On the shilly-shallying water.
An occasional gull yelped. Small flowers
Were doing their level best

To bring to their kerbs bees like
Ariel charabancs. […]

[…] A cow
Started a moo but thought
Better of it … And my feet took me home

And my mind observed to me,
Or I to it, how ordinary
Extraordinary things are or

How extraordinary ordinary
Things are, like the nature of the mind
And the process of observing.

Alongside this, though, comes our responsibility to work out how best to conserve this abundance, in our own small ways. People who walk early in my local park will discover how its beauty is in part preserved by a man who (entirely voluntarily) comes daily to pick up the litter left behind from the day before, which is often, sadly, plentiful. I sometimes see him laden with 4 or 5 bags, which he takes home – an unassuming act of generosity to his local community, and one that I find inspiring.

On a bigger scale, it’s clear that everyone –  governments included – can find it very hard to know how to do right by nature and the earth’s resources. We’ve seen this in the debates about the recent climate summit Cop 27. Green Christian quotes Alex Sobel, MP, who was there in his role as Inter-Parliamentary Parliament COP Rapporteur. “The outcomes at COP fill me with mixed emotions. The deal on loss and damage is indeed historic. I spoke to the most senior politicians from countries like Vanuatu, Micronesia, Tuvalu and other Pacific Islands under real and exponential threat […] The deal gives them some hope but it MUST be delivered on. The progress on emissions is far more disappointing. I deeply fear we will breach the 1.5C not by 2050 or 2100 but within a decade without much more severe action. […] This is a real and vital debate but until a better process is agreed with delivery at its centre, we shouldn’t abandon COP for nothing.  We would be worse off without it.”

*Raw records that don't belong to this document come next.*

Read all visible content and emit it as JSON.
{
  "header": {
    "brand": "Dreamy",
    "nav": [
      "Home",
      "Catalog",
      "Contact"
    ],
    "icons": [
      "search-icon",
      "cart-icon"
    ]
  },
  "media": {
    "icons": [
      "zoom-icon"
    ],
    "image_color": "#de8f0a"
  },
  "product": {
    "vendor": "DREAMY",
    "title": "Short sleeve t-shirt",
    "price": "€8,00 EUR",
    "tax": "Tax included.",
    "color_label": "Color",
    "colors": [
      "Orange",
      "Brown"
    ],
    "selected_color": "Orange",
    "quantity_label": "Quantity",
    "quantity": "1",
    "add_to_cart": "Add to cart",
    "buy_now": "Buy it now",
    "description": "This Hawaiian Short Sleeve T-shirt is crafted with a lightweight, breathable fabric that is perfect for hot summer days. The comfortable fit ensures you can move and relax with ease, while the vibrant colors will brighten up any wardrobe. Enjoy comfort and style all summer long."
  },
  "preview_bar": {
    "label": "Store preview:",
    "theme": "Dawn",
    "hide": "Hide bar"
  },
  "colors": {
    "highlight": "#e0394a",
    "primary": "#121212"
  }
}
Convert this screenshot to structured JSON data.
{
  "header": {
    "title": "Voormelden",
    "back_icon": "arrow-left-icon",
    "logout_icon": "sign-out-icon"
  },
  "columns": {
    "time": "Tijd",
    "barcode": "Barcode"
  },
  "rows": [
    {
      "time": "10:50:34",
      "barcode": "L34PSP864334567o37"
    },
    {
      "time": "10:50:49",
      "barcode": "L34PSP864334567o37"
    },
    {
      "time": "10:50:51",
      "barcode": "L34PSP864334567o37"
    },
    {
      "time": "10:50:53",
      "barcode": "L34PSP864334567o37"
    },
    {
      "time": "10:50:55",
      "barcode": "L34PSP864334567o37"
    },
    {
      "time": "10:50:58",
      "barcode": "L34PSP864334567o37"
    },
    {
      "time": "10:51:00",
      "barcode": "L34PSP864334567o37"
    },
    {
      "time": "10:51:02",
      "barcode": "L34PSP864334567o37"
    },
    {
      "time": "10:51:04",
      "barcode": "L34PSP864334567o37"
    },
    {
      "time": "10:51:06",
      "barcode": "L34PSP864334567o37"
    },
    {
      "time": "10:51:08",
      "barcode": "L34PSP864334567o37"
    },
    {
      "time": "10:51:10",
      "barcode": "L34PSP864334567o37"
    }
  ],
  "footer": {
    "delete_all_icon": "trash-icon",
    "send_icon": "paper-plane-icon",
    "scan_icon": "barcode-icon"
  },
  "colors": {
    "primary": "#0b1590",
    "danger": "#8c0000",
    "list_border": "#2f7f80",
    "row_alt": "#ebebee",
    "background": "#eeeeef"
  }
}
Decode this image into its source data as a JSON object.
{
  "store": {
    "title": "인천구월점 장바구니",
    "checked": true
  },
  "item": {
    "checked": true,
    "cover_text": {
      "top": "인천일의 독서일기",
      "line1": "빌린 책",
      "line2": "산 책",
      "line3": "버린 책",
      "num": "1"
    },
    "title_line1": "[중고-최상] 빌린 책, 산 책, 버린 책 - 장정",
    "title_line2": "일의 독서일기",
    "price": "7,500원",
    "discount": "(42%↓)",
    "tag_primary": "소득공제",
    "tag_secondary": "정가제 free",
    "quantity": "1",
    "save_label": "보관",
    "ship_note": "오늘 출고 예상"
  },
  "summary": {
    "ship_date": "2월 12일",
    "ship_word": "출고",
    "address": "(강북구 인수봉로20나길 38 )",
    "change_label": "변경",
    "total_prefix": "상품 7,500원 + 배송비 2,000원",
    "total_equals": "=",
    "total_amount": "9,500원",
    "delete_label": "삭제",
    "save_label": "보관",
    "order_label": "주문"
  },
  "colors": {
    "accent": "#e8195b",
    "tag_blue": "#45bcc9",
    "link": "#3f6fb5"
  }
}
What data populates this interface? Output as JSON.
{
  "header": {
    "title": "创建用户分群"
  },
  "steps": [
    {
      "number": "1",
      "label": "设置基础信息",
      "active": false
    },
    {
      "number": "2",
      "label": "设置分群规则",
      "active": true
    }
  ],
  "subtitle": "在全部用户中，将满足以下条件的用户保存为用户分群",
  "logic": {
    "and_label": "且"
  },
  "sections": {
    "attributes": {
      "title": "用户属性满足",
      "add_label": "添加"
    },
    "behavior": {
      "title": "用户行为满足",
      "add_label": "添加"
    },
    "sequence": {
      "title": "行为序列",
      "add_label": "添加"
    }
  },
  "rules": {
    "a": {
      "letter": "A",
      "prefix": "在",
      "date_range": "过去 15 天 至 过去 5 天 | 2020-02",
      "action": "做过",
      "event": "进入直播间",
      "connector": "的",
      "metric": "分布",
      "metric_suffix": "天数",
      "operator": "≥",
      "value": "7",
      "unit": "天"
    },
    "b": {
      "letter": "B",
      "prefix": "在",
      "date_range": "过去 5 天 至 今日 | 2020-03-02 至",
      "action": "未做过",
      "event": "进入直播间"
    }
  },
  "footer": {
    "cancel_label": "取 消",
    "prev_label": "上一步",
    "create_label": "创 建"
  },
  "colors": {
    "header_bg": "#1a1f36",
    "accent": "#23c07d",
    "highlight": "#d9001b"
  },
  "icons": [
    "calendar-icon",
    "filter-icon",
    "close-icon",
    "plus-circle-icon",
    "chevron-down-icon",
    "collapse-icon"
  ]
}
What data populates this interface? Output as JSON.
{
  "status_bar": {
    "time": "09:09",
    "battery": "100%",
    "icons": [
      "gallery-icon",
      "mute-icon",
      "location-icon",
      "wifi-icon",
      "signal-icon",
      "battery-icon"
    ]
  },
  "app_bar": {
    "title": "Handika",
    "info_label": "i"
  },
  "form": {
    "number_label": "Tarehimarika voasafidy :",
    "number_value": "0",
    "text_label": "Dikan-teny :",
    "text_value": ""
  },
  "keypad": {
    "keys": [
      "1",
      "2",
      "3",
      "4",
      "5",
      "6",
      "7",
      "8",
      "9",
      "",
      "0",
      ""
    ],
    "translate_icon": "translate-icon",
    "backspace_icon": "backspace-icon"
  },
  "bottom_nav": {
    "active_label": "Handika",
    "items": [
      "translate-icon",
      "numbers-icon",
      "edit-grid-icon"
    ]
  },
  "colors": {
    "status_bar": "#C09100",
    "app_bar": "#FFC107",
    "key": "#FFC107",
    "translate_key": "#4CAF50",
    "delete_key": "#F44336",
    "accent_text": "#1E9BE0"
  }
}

This reflection reminds me of our need for vigilance, in big things and in small, when it comes to making climate change happen. And it reminds me to live in faith and hope that we can make a difference.

Let us pray:

God of Creation and curiosity
Inspire in us the desire to think climate thoughts
To wonder how we, in our local spaces, can celebrate and preserve the earth
By small acts and ideas that we can share.
Help us to relish the gift of nature, and, like St Nicholas,
To be on the lookout for ways to play our part
And to delight in the constant surprises that your world has to offer us.